Primary Outcome Measures:
- New or recurrent HIV disease progression event including death [ Time Frame: 4 to 6 years from the beginning of the study ] [ Designated as safety issue: Yes ]
Secondary Outcome Measures:
- New or recurrent serious HIV disease progression event including death [ Time Frame: Throughout study and 4 to 6 years from the beginning of the study ] [ Designated as safety issue: Yes ]
- All-cause mortality [ Time Frame: Throughout study and 4 to 6 years from the beginning of the study ] [ Designated as safety issue: Yes ]
- New disease progression event including death [ Time Frame: Throughout study and 4 to 6 years from the beginning of the study ] [ Designated as safety issue: Yes ]
- Absolute CD4 cell counts and percent CD4+ of lymphocytes [ Time Frame: Throughout study and 4 to 6 years from the beginning of the study ] [ Designated as safety issue: Yes ]
- Plasma HIV RNA levels [ Time Frame: Throughout study and 4 to 6 years from the beginning of the study ] [ Designated as safety issue: No ]
- Changes in antiretroviral treatment [ Time Frame: Throughout study and 4 to 6 years from the beginning of the study ] [ Designated as safety issue: No ]
- Grade 4 signs and symptoms [ Time Frame: Throughout study and 4 to 6 years from the beginning of the study ] [ Designated as safety issue: Yes ]
- Pattern of use of prophylaxis for opportunistic infections [ Time Frame: Throughout study and 4 to 6 years from the beginning of the study ] [ Designated as safety issue: No ]
- Hepatic, metabolic, and cardiac conditions [ Time Frame: Throughout study and 4 to 6 years from the beginning of the study ] [ Designated as safety issue: Yes ]
Much progress has been made in implementing potent antiretroviral therapy that is able to maximally suppress viral replication. However, these drug combinations do not result in viral eradication and, for many patients, virologic and immunologic control cannot be maintained. Even among patients with apparent virologic control, a "ceiling effect" seems to exist with failure of CD4 cell counts to rise on average more than 100 to 150 cells/mm3, at least during the first 2 years of therapy. The incomplete recovery of immune function after initiation of therapy remains an obstacle in the management of HIV. Preservation of immune function by direct expansion of CD4 lymphocytes with IL-2 could represent a significant additional treatment strategy. It also has been speculated recently that IL-2 in combination with potent antiretroviral therapy may be a useful approach for purging HIV from the latently infected CD4 cells. It is hoped that intervention with rIL-2 therapy in combination with antiretroviral therapy at an early stage of HIV infection can prevent CD4 T-cell depletion and result in fewer AIDS-defining illnesses than with antiretroviral therapy alone.

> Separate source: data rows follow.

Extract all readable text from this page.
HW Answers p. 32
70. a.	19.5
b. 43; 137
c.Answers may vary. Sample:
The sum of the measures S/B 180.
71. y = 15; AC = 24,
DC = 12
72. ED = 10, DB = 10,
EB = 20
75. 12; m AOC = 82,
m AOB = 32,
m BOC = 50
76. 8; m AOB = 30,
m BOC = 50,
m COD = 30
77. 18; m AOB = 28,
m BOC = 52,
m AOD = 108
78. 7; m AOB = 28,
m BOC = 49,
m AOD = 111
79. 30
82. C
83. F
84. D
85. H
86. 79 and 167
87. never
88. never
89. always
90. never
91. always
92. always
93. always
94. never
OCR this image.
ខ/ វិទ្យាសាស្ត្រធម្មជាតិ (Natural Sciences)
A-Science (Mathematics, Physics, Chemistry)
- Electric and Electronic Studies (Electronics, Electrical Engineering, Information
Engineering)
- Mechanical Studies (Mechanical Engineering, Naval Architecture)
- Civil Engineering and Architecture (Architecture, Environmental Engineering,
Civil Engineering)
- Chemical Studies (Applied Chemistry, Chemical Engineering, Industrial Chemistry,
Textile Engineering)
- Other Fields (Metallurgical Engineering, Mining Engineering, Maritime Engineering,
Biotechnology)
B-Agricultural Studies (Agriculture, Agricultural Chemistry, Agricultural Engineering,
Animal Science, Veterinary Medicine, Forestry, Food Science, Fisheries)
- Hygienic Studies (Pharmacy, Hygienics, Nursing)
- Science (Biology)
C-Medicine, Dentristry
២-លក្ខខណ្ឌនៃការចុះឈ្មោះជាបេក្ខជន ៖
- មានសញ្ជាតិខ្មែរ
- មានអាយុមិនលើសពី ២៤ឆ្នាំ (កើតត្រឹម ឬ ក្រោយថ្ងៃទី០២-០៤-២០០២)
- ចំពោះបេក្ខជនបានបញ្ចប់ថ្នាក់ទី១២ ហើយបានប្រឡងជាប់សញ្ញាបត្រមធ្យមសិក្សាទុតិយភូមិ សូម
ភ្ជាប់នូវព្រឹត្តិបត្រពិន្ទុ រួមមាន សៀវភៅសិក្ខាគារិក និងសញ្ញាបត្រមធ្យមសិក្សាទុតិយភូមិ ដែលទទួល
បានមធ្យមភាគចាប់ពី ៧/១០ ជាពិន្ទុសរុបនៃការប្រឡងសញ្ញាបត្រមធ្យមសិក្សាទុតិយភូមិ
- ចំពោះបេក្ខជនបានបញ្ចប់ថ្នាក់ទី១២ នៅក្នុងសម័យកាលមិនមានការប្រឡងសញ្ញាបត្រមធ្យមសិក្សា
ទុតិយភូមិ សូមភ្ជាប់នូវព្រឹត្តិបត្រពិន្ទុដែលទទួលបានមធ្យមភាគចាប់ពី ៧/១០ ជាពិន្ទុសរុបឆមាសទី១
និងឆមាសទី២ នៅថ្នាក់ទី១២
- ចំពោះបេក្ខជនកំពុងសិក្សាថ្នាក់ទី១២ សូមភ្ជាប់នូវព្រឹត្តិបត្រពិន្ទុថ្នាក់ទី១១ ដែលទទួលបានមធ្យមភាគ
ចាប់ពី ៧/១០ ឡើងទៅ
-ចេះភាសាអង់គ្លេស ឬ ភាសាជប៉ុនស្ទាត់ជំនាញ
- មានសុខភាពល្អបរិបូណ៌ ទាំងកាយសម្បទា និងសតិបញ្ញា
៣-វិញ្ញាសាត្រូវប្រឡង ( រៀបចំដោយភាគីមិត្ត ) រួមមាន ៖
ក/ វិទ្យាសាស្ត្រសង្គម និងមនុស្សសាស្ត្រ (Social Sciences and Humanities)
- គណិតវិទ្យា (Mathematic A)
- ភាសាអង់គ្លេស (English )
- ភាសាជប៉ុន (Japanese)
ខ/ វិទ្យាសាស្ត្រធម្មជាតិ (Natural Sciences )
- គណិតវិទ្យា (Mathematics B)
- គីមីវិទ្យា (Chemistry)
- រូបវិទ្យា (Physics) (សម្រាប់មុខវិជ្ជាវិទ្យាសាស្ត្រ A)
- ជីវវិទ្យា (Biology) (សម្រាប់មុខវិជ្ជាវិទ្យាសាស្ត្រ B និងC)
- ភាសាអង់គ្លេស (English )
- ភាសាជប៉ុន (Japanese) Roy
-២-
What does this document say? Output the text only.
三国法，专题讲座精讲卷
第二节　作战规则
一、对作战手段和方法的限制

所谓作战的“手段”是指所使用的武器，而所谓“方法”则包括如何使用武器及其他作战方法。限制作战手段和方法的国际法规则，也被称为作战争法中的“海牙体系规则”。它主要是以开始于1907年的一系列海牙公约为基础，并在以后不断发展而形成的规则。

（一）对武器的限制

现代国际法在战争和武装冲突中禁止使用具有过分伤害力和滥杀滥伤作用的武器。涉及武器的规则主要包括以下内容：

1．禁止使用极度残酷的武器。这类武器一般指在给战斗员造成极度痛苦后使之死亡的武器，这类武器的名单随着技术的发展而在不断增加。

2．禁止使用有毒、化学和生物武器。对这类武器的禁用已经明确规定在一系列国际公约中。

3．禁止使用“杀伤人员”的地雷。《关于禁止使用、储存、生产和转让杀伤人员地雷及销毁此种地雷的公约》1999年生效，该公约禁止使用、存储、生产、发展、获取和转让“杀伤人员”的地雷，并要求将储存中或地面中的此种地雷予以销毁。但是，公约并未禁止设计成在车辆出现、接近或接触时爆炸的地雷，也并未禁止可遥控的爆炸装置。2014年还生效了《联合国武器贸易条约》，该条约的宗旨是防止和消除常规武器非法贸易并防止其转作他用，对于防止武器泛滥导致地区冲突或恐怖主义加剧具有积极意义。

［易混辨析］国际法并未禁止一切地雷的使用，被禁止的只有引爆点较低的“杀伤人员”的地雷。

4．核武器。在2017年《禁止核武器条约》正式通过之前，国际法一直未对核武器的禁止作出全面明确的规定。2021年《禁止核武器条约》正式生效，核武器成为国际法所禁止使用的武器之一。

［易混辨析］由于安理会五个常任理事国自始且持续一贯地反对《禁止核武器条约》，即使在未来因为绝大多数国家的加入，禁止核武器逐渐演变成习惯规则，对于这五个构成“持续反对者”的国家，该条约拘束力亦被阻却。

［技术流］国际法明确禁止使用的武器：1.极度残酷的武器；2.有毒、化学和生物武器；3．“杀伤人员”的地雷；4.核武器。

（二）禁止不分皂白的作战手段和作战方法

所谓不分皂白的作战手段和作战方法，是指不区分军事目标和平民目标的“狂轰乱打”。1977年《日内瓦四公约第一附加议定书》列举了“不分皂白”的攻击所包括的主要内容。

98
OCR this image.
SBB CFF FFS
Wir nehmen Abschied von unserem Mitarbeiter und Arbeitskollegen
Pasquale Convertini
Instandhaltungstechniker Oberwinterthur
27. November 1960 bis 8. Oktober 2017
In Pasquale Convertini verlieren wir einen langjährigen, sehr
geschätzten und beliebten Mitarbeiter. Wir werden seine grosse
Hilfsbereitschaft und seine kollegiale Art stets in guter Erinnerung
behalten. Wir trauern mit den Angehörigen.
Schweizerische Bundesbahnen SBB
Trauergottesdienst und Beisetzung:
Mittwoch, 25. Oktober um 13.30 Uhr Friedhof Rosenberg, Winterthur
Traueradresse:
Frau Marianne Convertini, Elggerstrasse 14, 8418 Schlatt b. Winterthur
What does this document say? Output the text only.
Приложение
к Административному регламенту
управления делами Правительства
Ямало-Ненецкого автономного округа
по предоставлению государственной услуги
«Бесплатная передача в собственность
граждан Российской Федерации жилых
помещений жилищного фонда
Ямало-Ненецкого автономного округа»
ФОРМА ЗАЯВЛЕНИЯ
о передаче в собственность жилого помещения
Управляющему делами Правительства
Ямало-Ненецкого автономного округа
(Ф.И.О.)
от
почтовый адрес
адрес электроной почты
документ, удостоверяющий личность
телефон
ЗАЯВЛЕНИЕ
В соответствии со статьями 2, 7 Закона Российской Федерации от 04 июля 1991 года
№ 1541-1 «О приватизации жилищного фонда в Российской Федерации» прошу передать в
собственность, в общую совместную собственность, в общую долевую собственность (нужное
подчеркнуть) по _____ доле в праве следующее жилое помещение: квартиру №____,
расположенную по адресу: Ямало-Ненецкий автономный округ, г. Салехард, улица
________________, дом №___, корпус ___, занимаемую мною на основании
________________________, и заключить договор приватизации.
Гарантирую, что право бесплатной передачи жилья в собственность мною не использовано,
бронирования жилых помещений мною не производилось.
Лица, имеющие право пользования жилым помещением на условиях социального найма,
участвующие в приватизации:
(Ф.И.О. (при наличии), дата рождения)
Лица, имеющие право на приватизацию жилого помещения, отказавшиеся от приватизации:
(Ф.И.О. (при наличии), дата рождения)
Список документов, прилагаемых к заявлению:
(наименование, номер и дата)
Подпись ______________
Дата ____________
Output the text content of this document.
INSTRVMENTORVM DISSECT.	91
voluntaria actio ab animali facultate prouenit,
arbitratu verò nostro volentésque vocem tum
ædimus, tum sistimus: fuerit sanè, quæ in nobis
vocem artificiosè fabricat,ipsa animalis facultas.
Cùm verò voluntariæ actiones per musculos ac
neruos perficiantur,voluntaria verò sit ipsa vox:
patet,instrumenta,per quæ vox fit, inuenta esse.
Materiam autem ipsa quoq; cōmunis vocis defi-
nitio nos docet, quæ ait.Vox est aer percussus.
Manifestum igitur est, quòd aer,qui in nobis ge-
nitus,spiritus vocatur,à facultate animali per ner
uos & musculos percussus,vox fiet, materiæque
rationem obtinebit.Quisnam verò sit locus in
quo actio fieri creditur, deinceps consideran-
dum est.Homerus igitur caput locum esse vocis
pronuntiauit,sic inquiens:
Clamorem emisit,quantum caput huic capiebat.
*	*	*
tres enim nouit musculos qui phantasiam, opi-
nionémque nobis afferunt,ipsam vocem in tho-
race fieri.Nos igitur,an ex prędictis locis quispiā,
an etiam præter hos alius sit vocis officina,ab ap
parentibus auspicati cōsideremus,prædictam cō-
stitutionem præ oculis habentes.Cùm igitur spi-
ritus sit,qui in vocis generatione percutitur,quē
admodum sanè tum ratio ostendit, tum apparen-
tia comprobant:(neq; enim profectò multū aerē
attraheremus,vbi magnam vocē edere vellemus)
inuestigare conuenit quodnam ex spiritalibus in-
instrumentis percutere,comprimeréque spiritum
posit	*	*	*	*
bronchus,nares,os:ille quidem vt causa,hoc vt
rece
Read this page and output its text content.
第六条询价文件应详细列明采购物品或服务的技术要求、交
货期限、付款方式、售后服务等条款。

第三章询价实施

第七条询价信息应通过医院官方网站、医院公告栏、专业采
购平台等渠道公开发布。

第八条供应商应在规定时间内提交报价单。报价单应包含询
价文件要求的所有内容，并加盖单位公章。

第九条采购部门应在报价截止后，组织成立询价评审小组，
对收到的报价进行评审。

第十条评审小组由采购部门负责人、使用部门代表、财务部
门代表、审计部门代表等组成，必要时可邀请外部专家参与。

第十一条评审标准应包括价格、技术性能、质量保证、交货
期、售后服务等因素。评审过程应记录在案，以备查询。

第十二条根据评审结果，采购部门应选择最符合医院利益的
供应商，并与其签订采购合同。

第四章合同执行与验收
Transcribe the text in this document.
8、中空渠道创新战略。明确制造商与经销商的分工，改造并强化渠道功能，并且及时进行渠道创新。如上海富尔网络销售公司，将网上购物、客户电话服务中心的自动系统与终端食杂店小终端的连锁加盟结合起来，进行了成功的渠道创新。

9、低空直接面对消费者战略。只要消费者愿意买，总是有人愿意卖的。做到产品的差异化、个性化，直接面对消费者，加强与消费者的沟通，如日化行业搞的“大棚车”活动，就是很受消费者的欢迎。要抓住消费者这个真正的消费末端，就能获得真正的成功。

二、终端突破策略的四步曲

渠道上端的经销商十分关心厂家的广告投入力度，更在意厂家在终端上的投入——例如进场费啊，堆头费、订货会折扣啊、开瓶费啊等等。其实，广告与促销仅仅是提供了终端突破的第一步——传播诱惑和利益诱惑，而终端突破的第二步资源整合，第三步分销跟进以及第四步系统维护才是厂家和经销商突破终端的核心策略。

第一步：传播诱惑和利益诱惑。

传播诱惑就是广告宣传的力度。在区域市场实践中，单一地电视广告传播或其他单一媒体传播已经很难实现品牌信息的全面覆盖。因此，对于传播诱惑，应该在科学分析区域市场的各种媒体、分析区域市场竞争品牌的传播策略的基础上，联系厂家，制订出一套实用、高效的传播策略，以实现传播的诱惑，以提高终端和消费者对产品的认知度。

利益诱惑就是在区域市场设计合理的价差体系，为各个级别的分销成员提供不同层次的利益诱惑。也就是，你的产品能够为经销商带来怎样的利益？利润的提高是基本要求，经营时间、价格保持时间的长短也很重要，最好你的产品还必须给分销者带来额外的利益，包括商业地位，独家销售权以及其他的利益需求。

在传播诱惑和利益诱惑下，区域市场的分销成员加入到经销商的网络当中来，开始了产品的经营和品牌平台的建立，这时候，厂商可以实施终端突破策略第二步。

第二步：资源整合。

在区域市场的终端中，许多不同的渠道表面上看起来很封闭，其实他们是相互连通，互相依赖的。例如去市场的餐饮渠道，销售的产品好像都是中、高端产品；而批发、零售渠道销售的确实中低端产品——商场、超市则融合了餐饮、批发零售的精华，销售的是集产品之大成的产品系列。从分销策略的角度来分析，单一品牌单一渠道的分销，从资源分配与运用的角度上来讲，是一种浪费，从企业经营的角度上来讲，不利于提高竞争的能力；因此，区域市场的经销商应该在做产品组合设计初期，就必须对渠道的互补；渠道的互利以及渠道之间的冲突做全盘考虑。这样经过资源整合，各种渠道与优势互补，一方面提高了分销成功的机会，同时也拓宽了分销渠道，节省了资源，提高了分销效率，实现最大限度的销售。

Patients are randomized to receive SC rIL-2 therapy or no SC rIL-2 therapy. All patients must receive combination antiretroviral treatment, with the choice of therapy at the discretion of the treating clinician. However, antiretroviral medications are not provided by this study. Recombinant IL-2 is given SC for 5 consecutive days every 8 weeks for at least 3 cycles unless toxicities or other contraindications develop. After the first three cycles, additional cycles are given at the discretion of each patient's physician, with a general goal of maintaining the patient's CD4 cell count at twice the baseline level or at 1,000 cells/mm3 or above for as long as possible. Patients in the no SC rIL-2 group receive no injections. Patients in both treatment groups are seen every 4 months for follow-up data collection to monitor viral load and CD4 cell counts. All patients are followed for an average of 5 years. During the trial, patients in the no SC rIL-2 group are not given rIL-2 at any point. However, at the end of the study, if rIL-2 is found to be effective in reducing the rate of disease progression [AS PER AMENDMENT 12/15/00: (new and recurrent events)], including death, all patients are offered rIL-2.